SI STRAPPANO I MANIFESTI SCOMODI E SI METTONO ALL’INDICE GLI IMPRENDITORI

TAV . ESPOSITO E FOIETTA: “SI STRAPPANO I MANIFESTI SCOMODI E SI METTONO ALL’INDICE GLI IMPRENDITORI. GLI INTELLETTUALI E IL MONDO DELLA CULTURA E DELLO SPETTACOLO NON HANNO NULLA DA DIRE CONTRO L’INTOLLERANZA CHE SI VIVE IN VALLE DI SUSA?”

Nella giornata di ieri a Bussoleno sono stati affissi negli appositi spazi a pagamento i manifesti di presentazione del nostro libro TAV SI’. Ieri sera i manifesti sono stati strappati. Nulla che non ci aspettassimo. Strappare manifesti è un gesto di debolezza politica e intellettuale da parte di chi lo fa, nonché di intolleranza. Ma non è questo quello che ci preoccupa. Piuttosto ci preoccupa il fatto che gli stessi manifesti strappati sono stati raccolti e depositati davanti all’abitazione del sindaco di Bussoleno (che notoriamente non è una fervente No Tav ma un amministratore che dialoga con le istituzioni). Un gesto che assomiglia molto ai messaggi intimidatori che nei film sulla mafia vengono lasciati davanti alla casa di chi non si piega al clan di turno.
Questa mattina, con singolare tempismo, i paesi della valle di Susa sono stati tappezzati di altri manifesti dove vengono messe all’indice le aziende di quel territorio che hanno costituito un consorzio per lavorare nel cantiere della Torino-Lione: manifesti che indicano nomi dei proprietari, indirizzi e numeri di telefono degli stessi.
Questi fatti sono gli ultimi di una lunga sequenza che dimostra la totale mancanza di agibilità democratica e politica in Valle di Susa a causa dell’illegalità diffusa messa in atto da pezzi, secondo noi numericamente minoritari ma culturalmente egemoni, del movimento No Tav. Basta ricordare l’impossibilità per il commissario di Governo Mario Virano di partecipare a un dibattito in una scuola di Susa o l’impossibilità per il procuratore Caselli di partecipare alle commemorazioni legate alla Liberazione.
Abbiamo più volte denunciato il silenzio della politica. Ora la politica una posizione netta l’ha presa. Quello che continua a mancare di fronte a questi gesti di palese illegalità, e si tratta ormai di un silenzio assordante, è una netta, chiara ed inequivocabile presa di distanza da parte del mondo intellettuale, culturale e dello spettacolo. Cantanti e comici non perdono occasione per usare la ‘nobile’ battaglia contro la TAV per chiamare un applauso o una risata. Purtroppo, crediamo ci sia poco da ridere e da applaudire a fronte dell’intolleranza rivolta ora contro un libro ora contro chi vuole semplicemente lavorare in un cantiere o contro chi fa il suo dovere di magistrato o di agente.
Un’intolleranza che dovrebbe far riflettere i paladini della libertà di pensiero. In questi giorni si sta svolgendo un’importante iniziativa che riguarda la legalità, in occasione della quale quei mondi a cui abbiamo fatto riferimento discutono di mafia, di vittime della mafia e dell’importanza di diffondere la cultura della legalità.

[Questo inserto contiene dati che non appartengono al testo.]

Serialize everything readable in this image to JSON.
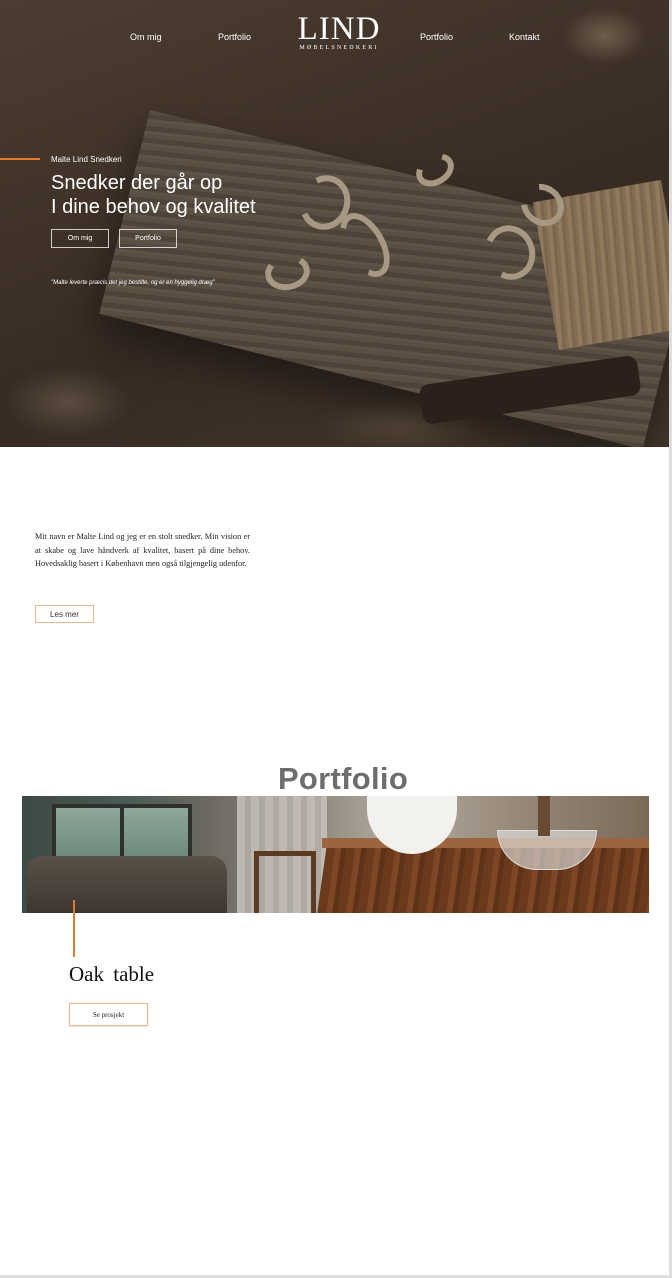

Sommessamente ci permettiamo di suggerire di abbinare alla riflessione sull’illegalità che ha contraddistinto la storia d’Italia anche una riflessione sull’illegalità che si vive in Valle di Susa.
Sappiamo per esperienza che non basterà questo nostro comunicato a far sì che questo succeda, ma come è avvenuto in questi anni continueremo a denunciare i silenzi o, peggio, i sostegni più o meno espliciti alla cultura antidemocratica che connota una parte del movimento No Tav, con la speranza che qualcosa possa cambiare e si possano evitare fatti ancora più gravi.
Ovviamente i nostri manifesti verranno riattaccati.